Now let's take a look at the whole 500CE to 1500CE time period and see the numbers of polities recorded as "absent", "present" or "unknown" with a plot:

In [None]:
# Create a new figure to plot the data
plt.figure(figsize=(13, 7))

# Iterate over each absent/present value and plot the data
for val, color in zip(absent_present_values, ['orange', 'green', 'red']):
    plt.plot(frequency_df.index, frequency_df[val], color=color)

plt.xlabel('Year')
plt.ylabel('Polities')
plt.title('Polities using Camels in warfare: 500CE to 1500CE')

# Ensure y-axis ticks are whole numbers
plt.yticks(range(int(frequency_df.values.max()) + 1))

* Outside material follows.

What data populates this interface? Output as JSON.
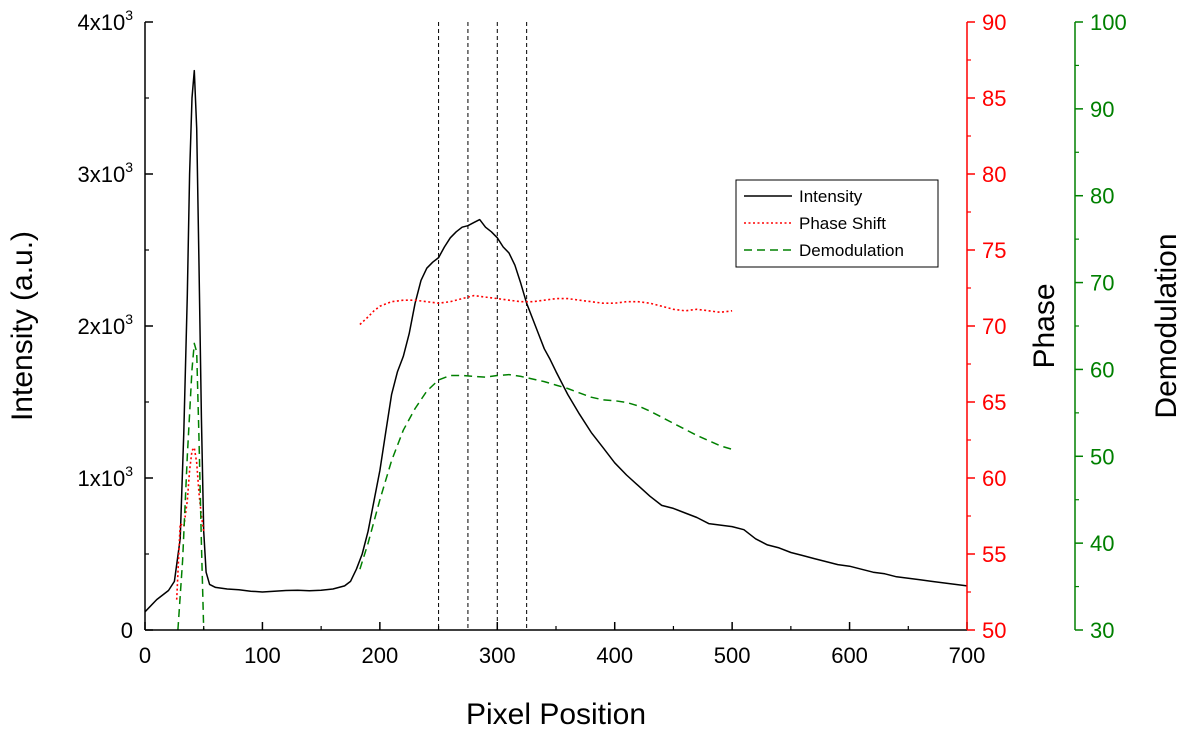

# Ensure x-axis ticks go right to the edge of the plot
plt.xlim(frequency_df.index.min(), frequency_df.index.max())

# Add legend to the plot
plt.legend([val.capitalize() if val != 'unknown' else 'Coded Unknown' for val in absent_present_values])

# Display the plot
plt.show()

# Suggested task

Imagine you are now exploring the use of different metals for military purposes. The Seshat database has data for `Steel`, `Iron`, `Copper` and `Bronze`. Choose an era of interest and see if you can make a plot showing the number of polities having each of these metals recorded as "present" over time.